Republicans Upset That Gretchen Whitmer Champions Marxist Concept Of 'Eating.'
Poor people getting food? The devil you say.
Michigan Governor Gretchen Whitmer has signed into law a bill that would eliminate the asset test for anyone needing food assistance in her state, which passed the Michigan Legislature in June, as we noted at the time.
Whitmer has really turned into the anti-Ron DeSantis, hasn’t she? Like DeSantis, she is the governor of a large swing state, but unlike DeSantis she a) does not hate her constituents, b) pursues policies that would actually help those constituents, and c) does not have a voice like a particularly adenoidal Chihuahua.
The asset test had been signed into law a decade ago by then-Republican Gov. Rick Snyder while he was also busy causing and then not solving the water crisis in Flint. (To be fair, what did the poors need food for if they didn’t have water to wash it down with, checkmate, libs.)

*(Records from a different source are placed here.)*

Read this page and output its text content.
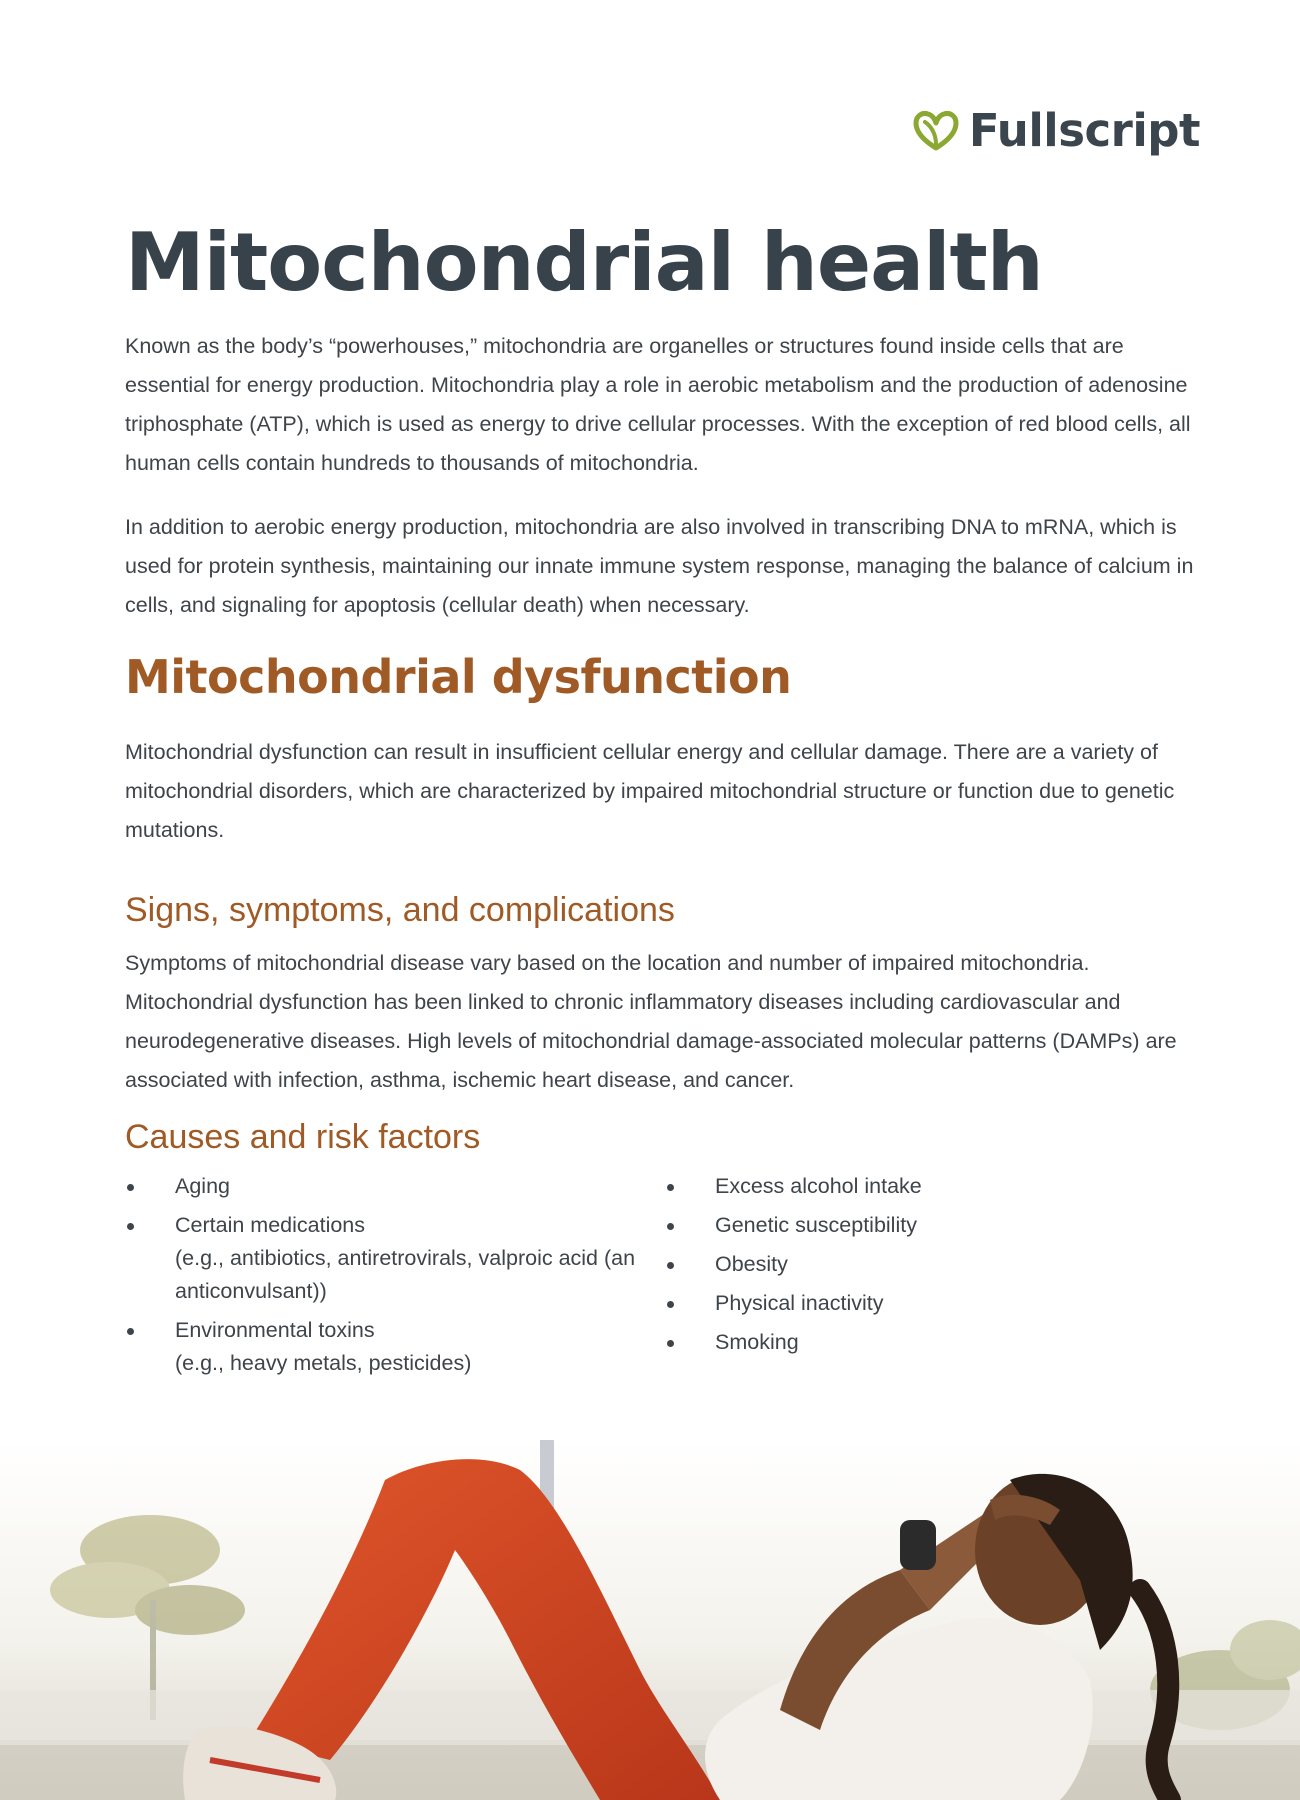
Fullscript
Mitochondrial health

Known as the body’s “powerhouses,” mitochondria are organelles or structures found inside cells that are essential for energy production. Mitochondria play a role in aerobic metabolism and the production of adenosine triphosphate (ATP), which is used as energy to drive cellular processes. With the exception of red blood cells, all human cells contain hundreds to thousands of mitochondria.

In addition to aerobic energy production, mitochondria are also involved in transcribing DNA to mRNA, which is used for protein synthesis, maintaining our innate immune system response, managing the balance of calcium in cells, and signaling for apoptosis (cellular death) when necessary.

Mitochondrial dysfunction

Mitochondrial dysfunction can result in insufficient cellular energy and cellular damage. There are a variety of mitochondrial disorders, which are characterized by impaired mitochondrial structure or function due to genetic mutations.

Signs, symptoms, and complications

Symptoms of mitochondrial disease vary based on the location and number of impaired mitochondria. Mitochondrial dysfunction has been linked to chronic inflammatory diseases including cardiovascular and neurodegenerative diseases. High levels of mitochondrial damage-associated molecular patterns (DAMPs) are associated with infection, asthma, ischemic heart disease, and cancer.

Causes and risk factors
Aging
Certain medications
(e.g., antibiotics, antiretrovirals, valproic acid (an anticonvulsant))
Environmental toxins
(e.g., heavy metals, pesticides)
Excess alcohol intake
Genetic susceptibility
Obesity
Physical inactivity
Smoking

The test, which required families to show that they had less than $15,000 in assets to qualify for the Supplemental Nutrition Assistance Program (SNAP), was passed into law because some guy in Michigan kept collecting food assistance after he won $850,000 in the state lottery, which is for sure a dick move! Seems like responding by passing a test hurting people who have not won the lottery might be overkill, but this is a huge fear of Republicans:
“Without this test measuring people’s wealth,” House Minority Leader Matt Hall, R-Richland Township, said in a statement, “even lottery winners and other millionaires could rake in food stamps paid for with our tax dollars that should be going to those who truly need help feeding their families.”
Yeah, the proper thing to do when one lottery winner doesn’t give up his SNAP assistance is to inflict on an entire class of people more government paperwork and punishing hunger until they can prove they really had less money to their name than lobbyists spend buying lawmakers lunch in a week.
Besides, there’s already a federal asset test for people to receive SNAP. A state test is just piling on, which we guess is at least partly why 36 states — make that 37 — do not have such a requirement.
No word on how Michigan Republicans feel about, say, a grossly wealthy billionaire writing off his yachting trips as tax deductions, but as always when it comes to tax dollars, some people’s tax burdens count and others don’t.
Whitmer this week has also signed bills to increase early voting and (hopefully) expand the amount of affordable housing that gets built in Michigan. Oh Lord, people are going to be slightly less hungry and also have places to live? What a nightmare.
“(...)even lottery winners and other millionaires could rake in food stamps(...)”
Yes. They could get up to (checks notes) $281 a month!
*screams in bootstraps*
How many people are there with $1M in assets in the state?
Let's write a bill for significantly increased tax enforcement on high-income/high-asset families, and then the elimination of the food aid asset test doesn't go into effect unless the enforcement program pays for itself with enough left over to afford $281/month per person in Michigan making $1M/year in income last year. Just as a buffer against the possibility that every single one of them decides to commit SNAP fraud.
And THEN, if the program brings in additional tax revenue from the audited millionaires beyond that $281/month per $1m income earner, we salt away ONE HALF of the increase in tax revenue derived from enforcement and use that to increase SNAM benefits the next year with bonus SNAP funds not to exceed 100% of the regular benefits.
And if it keeps bringing in additional money compared to the 2022 baseline -- which it will -- any funds over those required for SNAP bonus funds are stuck in a fund called "GIVE ERRYBODY EAT + HEAT PUMP + SOLAR PANELS" which, y'know, does that.
How about that, Republicans? We only fund these dangerously fraud-vulnerable program if we clean up existing tax fraud. How about that? Whaddaya think? If you're worried about Michigan's share of $31M in national SNAP fraud annually (probably about $1 million), you're surely worried about the $80M or so in annual state income tax fraud, right? It's only 80x the amount of SNAP fraud, surely you're deeply concerned. Right?